Division of Critical Care Medicine, Department of Emergency Medicine, Department of Anesthesiology and Critical Care, Center for Resuscitation Science, Perelman School of Medicine at the University of Pennsylvania, Philadelphia, Pennsylvania.
Division of Medical Toxicology and Critical Care Medicine, Department of Emergency Medicine, Center for Resuscitation Science, Perelman School of Medicine at the University of Pennsylvania, Philadelphia, Pennsylvania.
Shock. 2021 Aug 1;56(2):245-254. doi: 10.1097/SHK.0000000000001713.

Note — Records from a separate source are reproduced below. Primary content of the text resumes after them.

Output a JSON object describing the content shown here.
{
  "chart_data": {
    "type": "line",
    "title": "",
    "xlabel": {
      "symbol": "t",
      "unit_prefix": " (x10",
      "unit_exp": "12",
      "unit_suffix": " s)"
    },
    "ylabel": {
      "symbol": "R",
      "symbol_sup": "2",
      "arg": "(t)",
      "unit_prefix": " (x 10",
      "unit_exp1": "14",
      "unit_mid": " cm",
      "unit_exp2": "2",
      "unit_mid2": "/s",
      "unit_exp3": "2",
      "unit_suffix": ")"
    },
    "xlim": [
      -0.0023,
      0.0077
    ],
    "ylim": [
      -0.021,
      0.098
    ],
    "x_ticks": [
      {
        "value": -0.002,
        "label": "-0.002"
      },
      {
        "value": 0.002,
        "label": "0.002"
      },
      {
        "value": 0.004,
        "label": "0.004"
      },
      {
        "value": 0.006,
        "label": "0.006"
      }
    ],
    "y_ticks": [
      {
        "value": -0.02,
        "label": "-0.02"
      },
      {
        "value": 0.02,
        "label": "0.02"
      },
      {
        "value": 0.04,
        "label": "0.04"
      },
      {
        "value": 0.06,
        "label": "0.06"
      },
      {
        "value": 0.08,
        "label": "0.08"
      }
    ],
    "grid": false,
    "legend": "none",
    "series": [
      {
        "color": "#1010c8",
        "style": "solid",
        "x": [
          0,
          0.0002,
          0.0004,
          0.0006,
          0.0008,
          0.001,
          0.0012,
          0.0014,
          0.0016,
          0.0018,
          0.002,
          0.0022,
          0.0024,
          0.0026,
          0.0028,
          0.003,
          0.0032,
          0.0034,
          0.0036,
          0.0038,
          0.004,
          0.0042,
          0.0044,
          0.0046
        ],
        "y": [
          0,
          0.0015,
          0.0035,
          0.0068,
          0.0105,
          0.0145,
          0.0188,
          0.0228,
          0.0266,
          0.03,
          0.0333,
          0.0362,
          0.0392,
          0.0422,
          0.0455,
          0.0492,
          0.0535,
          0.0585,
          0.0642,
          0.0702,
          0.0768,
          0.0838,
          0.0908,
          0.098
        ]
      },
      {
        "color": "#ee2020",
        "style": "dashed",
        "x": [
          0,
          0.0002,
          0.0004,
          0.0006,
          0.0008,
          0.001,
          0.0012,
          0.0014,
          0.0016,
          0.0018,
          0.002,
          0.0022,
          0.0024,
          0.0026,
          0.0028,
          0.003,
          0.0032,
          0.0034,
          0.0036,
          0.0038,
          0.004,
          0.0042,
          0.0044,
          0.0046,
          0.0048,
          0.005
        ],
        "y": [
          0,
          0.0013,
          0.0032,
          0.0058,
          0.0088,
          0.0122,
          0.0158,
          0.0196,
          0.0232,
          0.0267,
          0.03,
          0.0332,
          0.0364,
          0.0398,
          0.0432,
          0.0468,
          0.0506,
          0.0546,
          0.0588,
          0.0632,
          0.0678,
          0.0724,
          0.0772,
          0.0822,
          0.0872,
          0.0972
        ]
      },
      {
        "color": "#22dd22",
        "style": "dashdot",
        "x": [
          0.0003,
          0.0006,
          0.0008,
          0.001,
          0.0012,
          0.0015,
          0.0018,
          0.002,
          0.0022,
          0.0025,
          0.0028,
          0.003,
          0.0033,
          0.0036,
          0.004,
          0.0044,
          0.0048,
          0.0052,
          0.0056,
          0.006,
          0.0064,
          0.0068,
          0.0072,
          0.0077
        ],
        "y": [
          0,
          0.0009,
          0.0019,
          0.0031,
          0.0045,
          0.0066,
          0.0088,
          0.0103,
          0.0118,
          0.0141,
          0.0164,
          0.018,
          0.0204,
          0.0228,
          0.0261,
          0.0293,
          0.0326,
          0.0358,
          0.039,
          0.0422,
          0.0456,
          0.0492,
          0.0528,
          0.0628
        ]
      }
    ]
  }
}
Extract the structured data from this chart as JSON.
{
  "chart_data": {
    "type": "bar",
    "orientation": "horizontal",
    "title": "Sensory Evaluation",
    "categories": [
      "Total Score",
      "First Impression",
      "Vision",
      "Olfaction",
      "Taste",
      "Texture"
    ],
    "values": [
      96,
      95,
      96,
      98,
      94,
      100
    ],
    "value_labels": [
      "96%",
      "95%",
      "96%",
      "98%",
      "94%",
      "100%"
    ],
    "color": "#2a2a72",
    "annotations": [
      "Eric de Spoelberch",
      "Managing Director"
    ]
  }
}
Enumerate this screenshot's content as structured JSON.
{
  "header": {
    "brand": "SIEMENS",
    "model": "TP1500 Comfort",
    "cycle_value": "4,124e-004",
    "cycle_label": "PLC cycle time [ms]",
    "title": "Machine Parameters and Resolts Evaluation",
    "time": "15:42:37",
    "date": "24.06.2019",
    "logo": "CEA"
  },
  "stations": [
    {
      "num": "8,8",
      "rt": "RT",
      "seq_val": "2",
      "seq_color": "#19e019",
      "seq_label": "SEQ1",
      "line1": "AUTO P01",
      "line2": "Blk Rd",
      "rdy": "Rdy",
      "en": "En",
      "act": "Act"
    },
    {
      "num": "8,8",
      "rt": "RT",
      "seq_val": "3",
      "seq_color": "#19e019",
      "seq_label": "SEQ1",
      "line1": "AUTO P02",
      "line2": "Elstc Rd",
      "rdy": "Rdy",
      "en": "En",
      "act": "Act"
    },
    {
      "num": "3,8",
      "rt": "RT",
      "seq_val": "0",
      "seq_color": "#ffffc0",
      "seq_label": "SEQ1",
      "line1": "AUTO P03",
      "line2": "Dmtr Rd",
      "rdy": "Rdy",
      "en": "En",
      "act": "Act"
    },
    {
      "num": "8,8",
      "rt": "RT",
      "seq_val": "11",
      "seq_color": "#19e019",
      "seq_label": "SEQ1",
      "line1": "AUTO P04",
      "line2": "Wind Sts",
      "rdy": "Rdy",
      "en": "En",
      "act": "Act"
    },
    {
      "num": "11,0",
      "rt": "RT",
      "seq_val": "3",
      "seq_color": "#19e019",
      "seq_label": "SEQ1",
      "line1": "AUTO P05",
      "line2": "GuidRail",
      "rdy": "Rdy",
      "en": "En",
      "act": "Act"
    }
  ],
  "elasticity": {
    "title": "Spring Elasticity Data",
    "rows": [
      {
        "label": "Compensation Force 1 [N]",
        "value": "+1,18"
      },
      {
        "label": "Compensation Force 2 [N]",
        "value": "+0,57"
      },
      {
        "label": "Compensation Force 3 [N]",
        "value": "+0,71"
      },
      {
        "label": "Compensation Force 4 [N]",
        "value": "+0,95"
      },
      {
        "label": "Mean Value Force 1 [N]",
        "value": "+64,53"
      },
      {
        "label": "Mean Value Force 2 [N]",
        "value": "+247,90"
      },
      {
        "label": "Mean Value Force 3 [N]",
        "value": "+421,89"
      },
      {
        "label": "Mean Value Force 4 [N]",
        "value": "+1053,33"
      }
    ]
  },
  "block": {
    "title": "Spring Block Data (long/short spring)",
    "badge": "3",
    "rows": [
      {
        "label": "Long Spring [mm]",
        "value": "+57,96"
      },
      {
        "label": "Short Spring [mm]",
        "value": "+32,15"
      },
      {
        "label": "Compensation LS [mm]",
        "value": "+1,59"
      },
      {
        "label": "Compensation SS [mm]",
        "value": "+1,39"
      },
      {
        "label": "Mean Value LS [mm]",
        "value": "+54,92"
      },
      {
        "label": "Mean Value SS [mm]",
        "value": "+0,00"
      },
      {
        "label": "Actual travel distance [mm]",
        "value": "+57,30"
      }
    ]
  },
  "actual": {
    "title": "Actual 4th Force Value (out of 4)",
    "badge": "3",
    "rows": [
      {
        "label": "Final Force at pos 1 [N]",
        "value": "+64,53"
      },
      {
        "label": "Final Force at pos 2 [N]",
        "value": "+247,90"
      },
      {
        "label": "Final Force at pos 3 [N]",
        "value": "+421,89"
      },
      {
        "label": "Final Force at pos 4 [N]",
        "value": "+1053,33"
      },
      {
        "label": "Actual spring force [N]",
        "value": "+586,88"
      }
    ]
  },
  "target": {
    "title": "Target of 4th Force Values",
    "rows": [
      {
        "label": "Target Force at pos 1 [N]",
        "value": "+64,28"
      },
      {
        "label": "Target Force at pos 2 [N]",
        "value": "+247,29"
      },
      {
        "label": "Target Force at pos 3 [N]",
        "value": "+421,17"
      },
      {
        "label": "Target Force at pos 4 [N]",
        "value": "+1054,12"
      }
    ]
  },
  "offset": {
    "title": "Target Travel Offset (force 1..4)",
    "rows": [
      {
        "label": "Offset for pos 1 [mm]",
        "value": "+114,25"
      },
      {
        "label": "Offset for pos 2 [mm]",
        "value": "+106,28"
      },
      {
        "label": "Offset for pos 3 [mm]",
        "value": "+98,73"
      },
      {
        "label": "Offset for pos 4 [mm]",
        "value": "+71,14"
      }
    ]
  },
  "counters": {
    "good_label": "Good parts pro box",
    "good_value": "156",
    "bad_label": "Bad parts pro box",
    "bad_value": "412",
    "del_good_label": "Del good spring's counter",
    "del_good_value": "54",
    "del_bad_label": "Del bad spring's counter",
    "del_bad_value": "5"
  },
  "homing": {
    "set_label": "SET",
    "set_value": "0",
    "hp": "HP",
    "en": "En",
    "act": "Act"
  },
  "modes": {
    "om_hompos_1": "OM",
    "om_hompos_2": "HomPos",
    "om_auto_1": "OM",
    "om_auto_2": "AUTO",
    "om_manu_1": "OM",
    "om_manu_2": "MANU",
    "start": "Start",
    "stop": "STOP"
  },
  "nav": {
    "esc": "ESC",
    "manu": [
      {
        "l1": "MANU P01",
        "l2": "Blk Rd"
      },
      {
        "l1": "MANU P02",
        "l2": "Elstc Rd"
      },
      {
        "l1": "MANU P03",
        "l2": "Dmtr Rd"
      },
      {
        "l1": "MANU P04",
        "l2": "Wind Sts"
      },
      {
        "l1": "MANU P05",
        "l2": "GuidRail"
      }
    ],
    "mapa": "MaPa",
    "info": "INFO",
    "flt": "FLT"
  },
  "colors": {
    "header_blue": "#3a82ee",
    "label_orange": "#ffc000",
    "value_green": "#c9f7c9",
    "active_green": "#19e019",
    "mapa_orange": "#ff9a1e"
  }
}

Lactic acidosis after cardiac surgery with cardiopulmonary bypass is common and associated with an increase in postoperative morbidity and mortality. A number of potential causes for an elevated lactate after cardiopulmonary bypass include cellular hypoxia, impaired tissue perfusion, ischemic-reperfusion injury, aerobic glycolysis, catecholamine infusions, and systemic inflammatory response after exposure to the artificial cardiopulmonary bypass circuit. Our goal was to examine the relationship between early abnormalities in microcirculatory convective blood flow and diffusive capacity and lactate kinetics during early resuscitation in the intensive care unit. We hypothesized that patients with impaired microcirculation after cardiac surgery would have a more severe postoperative hyperlactatemia, represented by the lactate time-integral of an arterial blood lactate concentration greater than 2.0 mmol/L.
We measured sublingual microcirculation using incident darkfield video microscopy in 50 subjects on intensive care unit admission after cardiac surgery. Serial measurements of systemic hemodynamics, blood gas, lactate, and catecholamine infusions were recorded each hour for the first 6 h after surgery. Lactate area under the curve (AUC) was calculated over the first 6 h. The lactate AUC was compared between subjects with normal and low perfused vessel density (PVD < 18 mm/mm2), high microcirculatory heterogeneity index (MHI > 0.4), and low vessel-by-vessel microvascular flow index (MFIv < 2.6).
Thirteen (26%) patients had a low postoperative PVD, 20 patients (40%) had a high MHI, and 26 (52%) patients had a low MFIv. Patients with low perfused vessel density had higher lactate AUC compared with subjects with a normal PVD (22.3 [9.4-31.0] vs. 2.6 [0-8.8]; P < 0.0001). Patients with high microcirculatory heterogeneity had a higher lactate AUC compared with those with a normal MHI (2.5 [0.1-8.2] vs. 13.1 [3.7-31.1]; P < 0.001). We did not find a difference in lactate AUC when comparing high and low MFIv.
Low perfused vessel density and high microcirculatory heterogeneity are associated with an increased intensity and duration of lactic acidosis after cardiac surgery with cardiopulmonary bypass.
体外循环心脏手术后的乳酸酸中毒很常见,并且与术后发病率和死亡率的增加有关。体外循环后乳酸升高的一些潜在原因包括细胞缺氧、组织灌注受损、缺血再灌注损伤、有氧糖酵解、儿茶酚胺输注以及人工体外循环回路暴露后的全身炎症反应。我们的目标是检查在重症监护病房复苏早期,微循环保留的早期异常与弥散能力和乳酸动力学之间的关系。我们假设心脏手术后微循环受损的患者术后会出现更严重的高乳酸血症,表现为动脉血乳酸浓度时间积分大于 2.0mmol/L。
我们在心脏手术后入住重症监护病房的 50 例患者中使用舌下暗场视频显微镜测量了微循环。在手术后的前 6 小时,每小时记录全身血流动力学、血气、乳酸和儿茶酚胺输注的连续测量值。计算前 6 小时的乳酸曲线下面积(AUC)。将正常和低灌注血管密度(PVD<18mm/mm2)、高微循环异质性指数(MHI>0.4)和低血管-血管微血管血流指数(MFIv<2.6)的患者的乳酸 AUC 进行比较。
13 例(26%)患者术后 PVD 低,20 例(40%)患者 MHI 高,26 例(52%)患者 MFIv 低。与 PVD 正常的患者相比,灌注血管密度低的患者乳酸 AUC 更高(22.3[9.4-31.0]比 2.6[0-8.8];P<0.0001)。与 MHI 正常的患者相比,微循环异质性高的患者乳酸 AUC 更高(2.5[0.1-8.2]比 13.1[3.7-31.1];P<0.001)。当比较高和低 MFIv 时,我们没有发现乳酸 AUC 的差异。
低灌注血管密度和高微循环异质性与体外循环心脏手术后乳酸酸中毒的强度和持续时间增加有关。